Я больше не раздеваюсь перед сном. Вот уж правда лишнее усилие. Если посчитать все эти дурацкие действия, оказалось бы, что я провела год и три месяца, застегивая пуговицы, полгода – причесываясь, девять месяцев – чистя зубы, четыре месяца – протирая платком стекла очков. Целых три года мыла посуду, год – подметала полы. Какое счастье, что Бог выдает нам столь хаотичное расписание и не приходится делать все это по очереди.
Сегодня я, наверное, спала стоя и одетая, потому что утром сразу готова работать. Только натягиваю перчатки и отправляюсь во двор. Мы выходим вместе – солнце и я.
Когда я смотрю на противоположную сторону долины, на темный еловый лес, которым порос тот склон, взгляд распрямляется, словно хоботок насекомого, уводит за собой меня вместе с моей памятью, рассеивая внимание. Самые далекие воспоминания легче всего пробудить, глядя на то, что рядом, на мелкие предметы, хорошо знакомые вещи. Литая пепельница, та, что приехала с нами, кажется незыблемой, вечной. Петро колет ею орехи. Твердые скорлупки трескаются, а на ней не остается ни следа.
Он приходит за мной вечером, укладывает в сумку мой халат, мои платья, и по пустой покатой рыночной площади мы идем домой. Петро подает заявление о досрочном выходе на пенсию, и его просьбу милостиво удовлетворяют. Покупает этот дом, высоко над деревней, вдали от печного дыма, от чужих глаз, туда мы и сбегаем. Со временем оказывается, что мы чисты как слеза.
Дом обветшавший и сырой.
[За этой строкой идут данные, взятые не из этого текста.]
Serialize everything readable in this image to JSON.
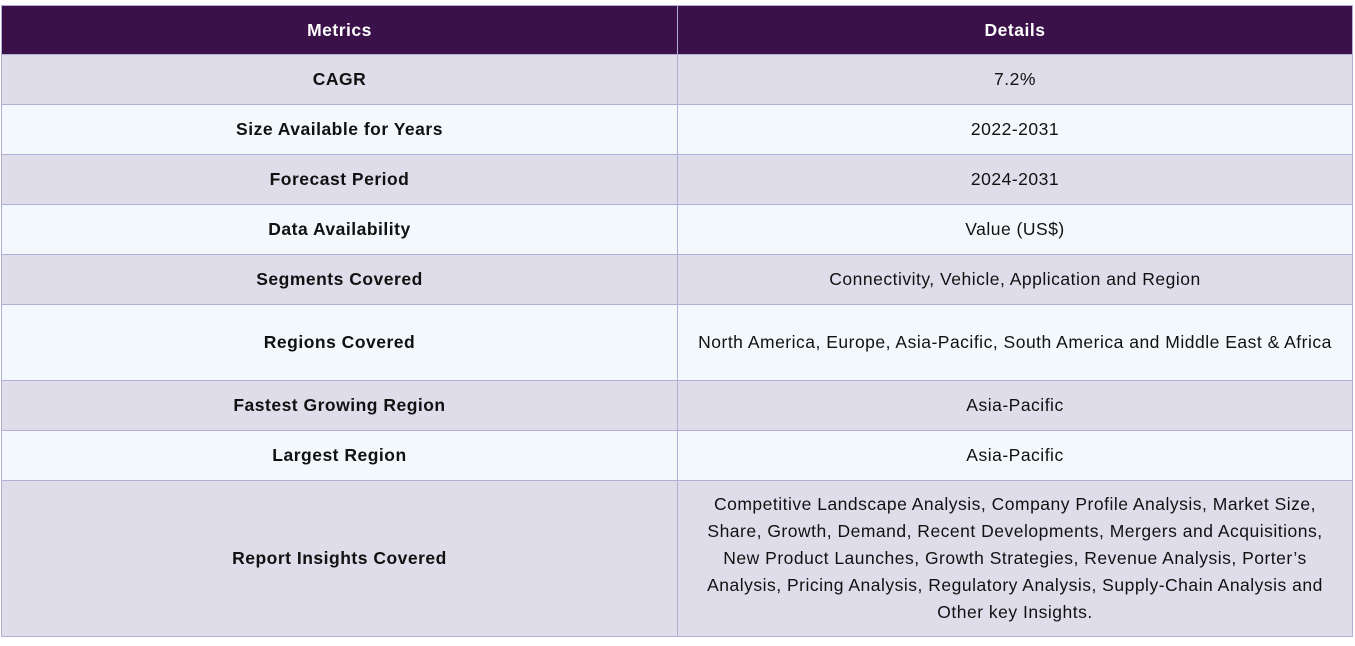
{
  "table": {
    "headers": {
      "metrics": "Metrics",
      "details": "Details"
    },
    "rows": [
      {
        "metric": "CAGR",
        "detail": "7.2%"
      },
      {
        "metric": "Size Available for Years",
        "detail": "2022-2031"
      },
      {
        "metric": "Forecast Period",
        "detail": "2024-2031"
      },
      {
        "metric": "Data Availability",
        "detail": "Value (US$)"
      },
      {
        "metric": "Segments Covered",
        "detail": "Connectivity, Vehicle, Application and Region"
      },
      {
        "metric": "Regions Covered",
        "detail": "North America, Europe, Asia-Pacific, South America and Middle East & Africa"
      },
      {
        "metric": "Fastest Growing Region",
        "detail": "Asia-Pacific"
      },
      {
        "metric": "Largest Region",
        "detail": "Asia-Pacific"
      },
      {
        "metric": "Report Insights Covered",
        "detail": "Competitive Landscape Analysis, Company Profile Analysis, Market Size, Share, Growth, Demand, Recent Developments, Mergers and Acquisitions, New Product Launches, Growth Strategies, Revenue Analysis, Porter’s Analysis, Pricing Analysis, Regulatory Analysis, Supply-Chain Analysis and Other key Insights."
      }
    ]
  },
  "colors": {
    "header_bg": "#3a1148",
    "header_text": "#ffffff",
    "row_odd_bg": "#e0ddea",
    "row_even_bg": "#f2f8fc",
    "border": "#b3aed6"
  }
}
В большой комнате стоит старый ткацкий станок. Петро пытается его разобрать и вынести на чердак, а потом вдруг замирает с отверткой в руке. И вместо того чтобы ломать, старательно чинит. Делает новую раму, в доме появляется цветная пряжа. Одна Ида протестует – ей теперь далеко ходить в школу. Она знает, что это моя вина, и иначе как с ненавистью на меня не глядит. После каникул собирает фибровый чемодан и уезжает в школу, где есть интернат.
В окно мне видно, как Петро намечает в солнечном пятне между елями первую грядку. На сундуке возникает новая запись: «5 V 67 – фасоль».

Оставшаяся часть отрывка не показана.